Были и хорошие новости – в Музгизе собирались издать антологию Шуберта. Тем временем Юдина по-прежнему была занята проблемами друзей и родственников. 29 марта она написала своему «Дорогому Михису!»: «Мы не сошли с ума, что не отвечали сразу, а у нас было некое столпотворение среди друзей и родных одновременно».[447] Гостила Ксения Половцева, сестра Елены Николаевны попала в больницу, а у родной сестры Анны прооперировали грыжу.
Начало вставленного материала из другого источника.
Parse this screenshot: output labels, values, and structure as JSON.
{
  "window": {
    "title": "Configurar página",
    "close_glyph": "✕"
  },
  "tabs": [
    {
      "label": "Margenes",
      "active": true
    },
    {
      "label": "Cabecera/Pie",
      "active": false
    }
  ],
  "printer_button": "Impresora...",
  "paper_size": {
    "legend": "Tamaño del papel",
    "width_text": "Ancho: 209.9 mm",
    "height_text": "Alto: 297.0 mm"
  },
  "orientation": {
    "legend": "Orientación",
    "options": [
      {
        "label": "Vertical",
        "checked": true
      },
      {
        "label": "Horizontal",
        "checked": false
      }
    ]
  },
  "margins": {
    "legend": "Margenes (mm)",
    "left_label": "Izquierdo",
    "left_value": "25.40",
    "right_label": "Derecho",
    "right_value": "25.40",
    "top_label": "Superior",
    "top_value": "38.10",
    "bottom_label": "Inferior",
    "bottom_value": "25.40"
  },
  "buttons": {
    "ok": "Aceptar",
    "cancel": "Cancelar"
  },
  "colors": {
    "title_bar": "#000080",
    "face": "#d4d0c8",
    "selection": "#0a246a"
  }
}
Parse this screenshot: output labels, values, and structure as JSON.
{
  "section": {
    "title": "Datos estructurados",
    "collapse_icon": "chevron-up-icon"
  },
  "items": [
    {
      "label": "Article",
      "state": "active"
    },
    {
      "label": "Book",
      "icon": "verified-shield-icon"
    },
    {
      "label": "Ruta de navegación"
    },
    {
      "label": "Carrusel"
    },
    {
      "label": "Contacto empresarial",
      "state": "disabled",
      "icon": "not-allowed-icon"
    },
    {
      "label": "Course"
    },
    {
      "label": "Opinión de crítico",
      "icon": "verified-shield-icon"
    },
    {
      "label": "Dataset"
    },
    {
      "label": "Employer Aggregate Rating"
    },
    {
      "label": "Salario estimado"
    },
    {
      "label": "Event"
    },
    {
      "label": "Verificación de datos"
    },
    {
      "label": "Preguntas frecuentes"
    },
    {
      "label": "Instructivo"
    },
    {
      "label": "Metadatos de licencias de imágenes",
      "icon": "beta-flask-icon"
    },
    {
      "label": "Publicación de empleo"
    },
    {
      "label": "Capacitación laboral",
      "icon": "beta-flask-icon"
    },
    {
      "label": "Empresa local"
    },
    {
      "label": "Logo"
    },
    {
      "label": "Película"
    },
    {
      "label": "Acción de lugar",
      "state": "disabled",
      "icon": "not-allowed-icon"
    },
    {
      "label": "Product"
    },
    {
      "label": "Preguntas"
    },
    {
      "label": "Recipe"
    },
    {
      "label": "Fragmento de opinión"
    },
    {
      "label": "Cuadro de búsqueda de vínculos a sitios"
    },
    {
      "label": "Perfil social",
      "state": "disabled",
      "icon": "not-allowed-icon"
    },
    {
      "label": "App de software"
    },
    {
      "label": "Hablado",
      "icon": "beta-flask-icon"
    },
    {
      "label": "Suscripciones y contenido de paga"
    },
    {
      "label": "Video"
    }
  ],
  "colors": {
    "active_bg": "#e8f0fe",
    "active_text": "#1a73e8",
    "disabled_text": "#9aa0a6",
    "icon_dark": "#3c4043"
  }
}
Между этим хлопотами оставалось мало времени для выступлений. Музыкальная деятельность Юдиной в сезоне 1940–1941 годов сократилась до четырех концертов. Ситуация резко изменилась в июне 1941 года с началом Великой Отечественной войны. Юдина снова выступала с концертами и стала одной из самых активных радиоисполнителей, охватив широкий круг слушателей – от фронтовиков до тех, кто находится в блокаде или в далекой эвакуации. Исполнение гражданского долга принесло ей новый смысл существования.